Voici les principaux points de la note remise par l’ancien Premier ministre Dominique de Villepin aux juges chargés d’enquêter sur l’affaire Clearstream. Il était entendu jeudi 13 septembre pour la première fois depuis sa mise en examen.
Pas d’instruction donnée à Jean-Louis Gergorin de saisir le juge Renaud Van Ruymbeke:
Dominique de Villepin a assuré qu’il n’avait jamais donné pour instruction à Jean-Louis Gergorin, ancien haut responsable d’EADS, de transmettre les listings falsifiés à la justice comme ce dernier l’a expliqué en juillet lors de ses dernières auditions. Cette accusation est « absurde ». Une telle démarche était facilement « traçable » et ne pouvait rester secrète. « Envoyer Jean-Louis Gergorin rencontrer le juge Van Ruymbeke équivaut à y aller soi-même », avance Dominique de Villepin.

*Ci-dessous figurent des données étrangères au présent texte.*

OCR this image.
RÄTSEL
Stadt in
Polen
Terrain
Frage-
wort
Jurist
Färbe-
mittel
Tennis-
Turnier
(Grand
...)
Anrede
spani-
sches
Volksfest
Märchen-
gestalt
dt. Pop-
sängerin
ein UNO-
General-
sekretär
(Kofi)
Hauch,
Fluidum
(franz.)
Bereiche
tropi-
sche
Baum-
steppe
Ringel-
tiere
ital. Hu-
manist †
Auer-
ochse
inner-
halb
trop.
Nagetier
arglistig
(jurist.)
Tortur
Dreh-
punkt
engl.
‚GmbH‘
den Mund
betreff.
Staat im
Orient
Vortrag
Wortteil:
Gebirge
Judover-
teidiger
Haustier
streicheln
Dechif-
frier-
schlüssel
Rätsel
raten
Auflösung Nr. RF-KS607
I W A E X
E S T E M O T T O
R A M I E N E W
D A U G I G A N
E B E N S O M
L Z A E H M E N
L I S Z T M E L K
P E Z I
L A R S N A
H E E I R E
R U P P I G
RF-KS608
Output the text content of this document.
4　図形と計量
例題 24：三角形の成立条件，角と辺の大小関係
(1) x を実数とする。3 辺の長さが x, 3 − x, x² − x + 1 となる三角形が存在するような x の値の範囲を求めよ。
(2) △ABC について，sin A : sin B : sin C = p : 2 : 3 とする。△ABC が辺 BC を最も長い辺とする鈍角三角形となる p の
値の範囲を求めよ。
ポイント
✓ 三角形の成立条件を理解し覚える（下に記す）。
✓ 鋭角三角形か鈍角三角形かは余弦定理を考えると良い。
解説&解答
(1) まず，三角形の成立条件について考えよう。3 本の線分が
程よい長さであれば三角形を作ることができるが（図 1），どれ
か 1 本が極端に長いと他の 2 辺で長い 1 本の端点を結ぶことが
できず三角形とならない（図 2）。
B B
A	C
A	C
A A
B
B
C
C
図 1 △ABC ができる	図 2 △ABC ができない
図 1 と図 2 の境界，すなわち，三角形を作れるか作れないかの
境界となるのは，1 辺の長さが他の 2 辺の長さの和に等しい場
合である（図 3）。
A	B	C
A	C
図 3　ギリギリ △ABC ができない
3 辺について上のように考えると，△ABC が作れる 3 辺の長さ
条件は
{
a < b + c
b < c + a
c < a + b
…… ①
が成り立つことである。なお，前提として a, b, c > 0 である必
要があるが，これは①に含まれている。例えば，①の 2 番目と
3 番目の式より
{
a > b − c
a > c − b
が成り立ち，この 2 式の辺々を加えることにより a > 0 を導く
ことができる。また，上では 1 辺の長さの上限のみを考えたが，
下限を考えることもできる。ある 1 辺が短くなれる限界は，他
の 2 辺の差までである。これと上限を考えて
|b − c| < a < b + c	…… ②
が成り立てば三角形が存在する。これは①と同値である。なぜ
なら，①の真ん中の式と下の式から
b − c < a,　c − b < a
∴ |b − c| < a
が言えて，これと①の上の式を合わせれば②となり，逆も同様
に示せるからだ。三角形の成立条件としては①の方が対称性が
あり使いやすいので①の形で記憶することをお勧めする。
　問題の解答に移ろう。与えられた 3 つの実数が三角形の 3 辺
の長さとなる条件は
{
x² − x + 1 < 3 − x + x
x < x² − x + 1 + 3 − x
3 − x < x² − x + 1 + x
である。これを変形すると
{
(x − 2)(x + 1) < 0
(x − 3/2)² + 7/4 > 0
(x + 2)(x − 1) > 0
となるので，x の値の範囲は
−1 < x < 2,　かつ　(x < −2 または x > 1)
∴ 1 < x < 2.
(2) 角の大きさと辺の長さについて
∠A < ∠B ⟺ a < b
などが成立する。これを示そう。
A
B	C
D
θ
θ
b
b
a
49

Pas de mission spécifique confiée au général Philippe Rondot:
Il affirme avoir simplement demandé au général le 9 janvier 2004 de le « tenir informé de son enquête » réclamée par le ministère de la Défense en 2003. « A aucun moment il ne m’a fait part de ses prétendues certitudes sur la fausseté des listings sur lesquels il enquêtait ». « J’ai refusé de rentrer dans le fond du dossier (…) Je n’ai pas souhaité rentrer dans le détail nominatif des listings ». L’ancien chef du gouvernement précise n’avoir revu l’officier « que six mois plus tard », en prenant l’initiative de cette rencontre. « Je l’ai toujours dit, je n’ai rien à me reprocher dans ce dossier où j’ai agi conformément à mon devoir de ministre des Affaires étrangères puis de ministre de l’Intérieur », souligne-t-il.
Jean-Louis Gergorin s’est prévalu d’une autorité usurpée:
« J’ai toujours de l’estime pour (sa) compétence stratégique » mais « il ne me serait jamais venu à l’idée d’utiliser dans un quelconque autre domaine (son) savoir-faire ». Il conteste aussi les rendez-vous que Jean-Louis Gergorin affirme avoir eus avec lui. Il nie l’avoir rencontré pour cette affaire depuis le 9 janvier 2004 et n’a pas accepté « en dépit de son insistance, de document de sa main bien qu’il déclare » lui avoir remis un CD-Rom.
Une manipulation répondant à un mobile industriel et non pas politique:
Selon Dominique de Villepin, l’affaire Clearstream trouve son point de départ dans les rivalités industrielles entre EADS et Airbus et celles opposant plus largement les géants de l’armement français. Il justifie la présence du nom de Nicolas Sarkozy sur les listings par ses responsabilités en matière de politique industrielle. Idem pour Dominique Strauss-Kahn et Jean-Pierre Chevènement, dont les noms figurent également sur les listings. Il était ministre de l’Economie et des Finances au moment de la bataille pour la succession à la tête d’EADS donc « en position de trancher » entre Noël Forgeard et Philippe Camus. D’autant que « ses liens avec Arnaud Lagardère (…) étaient susceptibles de peser ». M. Sarkozy pouvait donc constituer « une cible du fait de son influence personnelle sur le groupe Lagardère ».
Une affaire « privatisée » par l’une des parties civiles:
« Au départ rien ne permet de privilégier une lecture politique jusqu’à ce qu’éclate publiquement l’affaire au mois de juillet 2004 quand, tout de suite, Nicolas Sarkozy se sent directement et personnellement visé. On peut constater la force avec laquelle Nicolas Sarkozy s’est présenté en victime et même en seule victime de ce dossier et, concomitamment, la rapidité avec laquelle l’attaque a été lancée contre moi, sans aucun élément de preuve concret, mais en s’appuyant sur un pseudo ‘mobile’ politique », est-il écrit dans ledit document. « Si j’avais intérêt à nuire à Nicolas Sarkozy, ne peut-on imaginer que Nicolas Sarkozy avait intérêt à me nuire? … Ce dossier peut être considéré comme ‘privatisé’ au profit d’une seule partie civile », assure-t-il.